It was refreshing to attend a web communications conference where the moderator of the first panel discussion wasn't someone like me: a member of generation X or Y with an English degree who can passionately argue on behalf of his favorite Twitter client, but can't program a lick. In this case, it was the decorated computer scientist Bill Wulf.
Wulf was a perfect choice to introduce Georgetown University's Crowd and the Cloud Symposium, hosted by my former graduate program in Communication, Culture & Technology. He wrote his first computer program in 1959, received the first Computer Science Ph.D. ever awarded at the University of Virginia in 1968, and, as he said, "had a seat on the 50 yard line watching the technology revolution." Given his vantage point, it's no surprise that he has a unique perspective on the merits of cloud-enabled professional collaboration.
Wulf shared a personal example of how online collaboration has positively changed the way his daughter, Karin, works. Karin Wulf is a distinguished professor in her own right. She is currently an Associate Professor of History and American Studies at William & Mary where she researches, teaches, and writes about early America. For several years, she was exclusively researching women in colonial Philadelphia over the span of a decade. This highly specialized research is commonplace in the academic world, and the internet has changed not only the research, but "the sociology of how people do humanistic scholarship."
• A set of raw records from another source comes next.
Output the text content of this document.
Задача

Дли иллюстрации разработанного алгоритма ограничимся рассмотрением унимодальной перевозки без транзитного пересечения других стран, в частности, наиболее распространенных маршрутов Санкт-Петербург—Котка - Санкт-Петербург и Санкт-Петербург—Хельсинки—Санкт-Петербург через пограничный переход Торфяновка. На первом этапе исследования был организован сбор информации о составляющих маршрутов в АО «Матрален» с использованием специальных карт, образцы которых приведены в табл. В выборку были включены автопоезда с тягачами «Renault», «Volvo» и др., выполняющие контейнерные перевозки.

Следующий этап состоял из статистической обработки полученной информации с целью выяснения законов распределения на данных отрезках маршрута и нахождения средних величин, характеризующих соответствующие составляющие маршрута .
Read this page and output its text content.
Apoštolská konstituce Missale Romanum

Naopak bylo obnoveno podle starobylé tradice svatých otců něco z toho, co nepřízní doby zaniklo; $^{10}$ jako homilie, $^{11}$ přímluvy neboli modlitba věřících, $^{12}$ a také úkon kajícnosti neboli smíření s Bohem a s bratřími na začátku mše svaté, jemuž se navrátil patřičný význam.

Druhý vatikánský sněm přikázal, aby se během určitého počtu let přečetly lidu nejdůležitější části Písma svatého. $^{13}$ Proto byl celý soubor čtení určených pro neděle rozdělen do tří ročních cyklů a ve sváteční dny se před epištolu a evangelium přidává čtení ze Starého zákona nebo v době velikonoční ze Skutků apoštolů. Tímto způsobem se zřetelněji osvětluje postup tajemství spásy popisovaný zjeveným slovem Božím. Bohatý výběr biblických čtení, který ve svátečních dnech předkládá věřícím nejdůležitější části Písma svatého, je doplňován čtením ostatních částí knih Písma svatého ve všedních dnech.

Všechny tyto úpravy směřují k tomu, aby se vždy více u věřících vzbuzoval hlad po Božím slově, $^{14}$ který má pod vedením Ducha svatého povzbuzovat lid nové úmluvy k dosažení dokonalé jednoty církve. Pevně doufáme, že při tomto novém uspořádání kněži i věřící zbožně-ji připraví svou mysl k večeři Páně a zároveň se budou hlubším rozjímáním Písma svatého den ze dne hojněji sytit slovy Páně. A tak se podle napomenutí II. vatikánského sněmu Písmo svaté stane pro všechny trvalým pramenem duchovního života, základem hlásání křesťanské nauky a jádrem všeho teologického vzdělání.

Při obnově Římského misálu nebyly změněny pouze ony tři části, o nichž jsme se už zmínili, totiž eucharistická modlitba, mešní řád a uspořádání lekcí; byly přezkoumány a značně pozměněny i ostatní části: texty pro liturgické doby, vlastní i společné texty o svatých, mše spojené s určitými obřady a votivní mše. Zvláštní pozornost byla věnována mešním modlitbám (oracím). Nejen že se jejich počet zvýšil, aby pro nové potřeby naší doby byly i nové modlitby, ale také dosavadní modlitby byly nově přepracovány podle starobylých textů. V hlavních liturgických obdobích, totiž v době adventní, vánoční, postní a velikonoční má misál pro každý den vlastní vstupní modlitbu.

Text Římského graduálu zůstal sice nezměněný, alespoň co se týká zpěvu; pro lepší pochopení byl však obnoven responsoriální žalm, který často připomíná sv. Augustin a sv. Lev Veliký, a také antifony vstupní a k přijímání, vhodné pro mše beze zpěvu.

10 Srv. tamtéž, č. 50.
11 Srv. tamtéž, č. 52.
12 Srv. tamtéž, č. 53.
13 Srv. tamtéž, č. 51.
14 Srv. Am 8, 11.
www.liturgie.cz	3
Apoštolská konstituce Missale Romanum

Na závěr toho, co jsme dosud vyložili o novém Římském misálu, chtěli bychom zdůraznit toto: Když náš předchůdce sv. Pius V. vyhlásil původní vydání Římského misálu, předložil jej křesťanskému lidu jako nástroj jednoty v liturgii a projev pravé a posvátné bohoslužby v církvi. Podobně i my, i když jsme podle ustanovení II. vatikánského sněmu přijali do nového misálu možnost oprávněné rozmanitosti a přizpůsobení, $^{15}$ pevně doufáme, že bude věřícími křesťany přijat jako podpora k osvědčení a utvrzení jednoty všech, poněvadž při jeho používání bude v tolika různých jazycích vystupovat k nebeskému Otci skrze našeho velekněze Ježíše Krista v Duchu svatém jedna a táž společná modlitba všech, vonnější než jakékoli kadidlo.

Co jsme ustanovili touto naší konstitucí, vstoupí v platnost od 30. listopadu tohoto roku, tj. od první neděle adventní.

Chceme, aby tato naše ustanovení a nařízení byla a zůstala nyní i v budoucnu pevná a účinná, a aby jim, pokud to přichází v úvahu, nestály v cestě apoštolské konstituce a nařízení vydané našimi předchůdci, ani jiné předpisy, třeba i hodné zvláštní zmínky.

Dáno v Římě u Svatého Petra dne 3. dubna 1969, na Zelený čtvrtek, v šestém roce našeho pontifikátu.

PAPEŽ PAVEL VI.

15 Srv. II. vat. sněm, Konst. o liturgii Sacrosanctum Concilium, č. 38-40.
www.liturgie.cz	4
Wulf identified two key changes in the way Karin, and those like her, conduct research:
1) Research can be a year-round activity. 15 years ago, specialized research required travel. Researchers had to access materials only available in libraries and collections near the geographical center of their subject matter, and conduct experiments in real (as opposed to virtual) environments. For professors, this meant research could be conducted during summer breaks or sabbaticals, but rarely during the academic year. The growing number of resources available online and sophisticated simulation technology has reduced the need to travel, and has enabled professors to conduct research in all seasons.
2) Specialized research is no longer a solitary pursuit. The social web has enabled the handful of people who study the same, niche topic to find each other, form working groups, and ultimately produce better work.
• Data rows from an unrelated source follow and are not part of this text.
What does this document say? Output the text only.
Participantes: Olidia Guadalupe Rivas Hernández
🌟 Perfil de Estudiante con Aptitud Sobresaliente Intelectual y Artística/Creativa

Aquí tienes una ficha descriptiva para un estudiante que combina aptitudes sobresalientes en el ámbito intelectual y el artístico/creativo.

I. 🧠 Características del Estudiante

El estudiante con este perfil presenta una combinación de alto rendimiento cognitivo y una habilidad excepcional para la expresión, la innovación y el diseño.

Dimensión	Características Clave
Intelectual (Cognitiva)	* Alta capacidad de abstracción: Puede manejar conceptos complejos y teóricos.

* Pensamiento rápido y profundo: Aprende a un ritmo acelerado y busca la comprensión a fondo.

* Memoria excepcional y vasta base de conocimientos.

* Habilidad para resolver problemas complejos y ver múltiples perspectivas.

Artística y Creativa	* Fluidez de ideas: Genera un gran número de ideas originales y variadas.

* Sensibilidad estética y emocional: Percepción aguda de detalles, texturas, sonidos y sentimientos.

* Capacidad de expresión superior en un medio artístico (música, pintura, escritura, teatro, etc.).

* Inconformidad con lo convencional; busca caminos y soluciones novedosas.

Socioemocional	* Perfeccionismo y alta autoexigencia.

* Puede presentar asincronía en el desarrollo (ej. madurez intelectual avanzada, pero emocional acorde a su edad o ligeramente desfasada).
This second point reminded me of some work I did with The Nature Conservancy in their efforts to support knowledge-sharing among conservation practitioners. I was struck, but I suppose not surprised, by the reluctance of some conservationists to collaborate with peers from other environmental organizations. If I were studying the effects of an oil spill on Gulf Coast marine life, I would want to know who else is working on this same issue, where they are focusing their efforts, and what conclusions they are drawing. And if I were trying to clean up the mess, I would certainly want to know how and why other organizations' strategies had failed in the past so I wouldn't repeat their mistakes. I suppose that many researchers and organizations want to protect their intellectual capital, take credit for successes, and de-emphasize failures.
Perhaps the reluctance of some researchers to collaborate is not simply based on a desire to defend their turf, but also a reflection of the infancy of current collaboration technologies. As Bill Wulf wrote in a 1996 journal article on "Collaboratories:"
"Is it possible to electronically create a suitable sense of place that permits and enhances the successful cooperation of dispersed individuals toward common goals? How can we support communication that permits human cooperation even when the evolutionary social mechanisms that depend on proximity are absent? The silent language of body motion and spatial position are central to human communications and social control; can this richness of human interaction be provided?"
I think the answer is yes, but we certainly have room for improvement. What say you?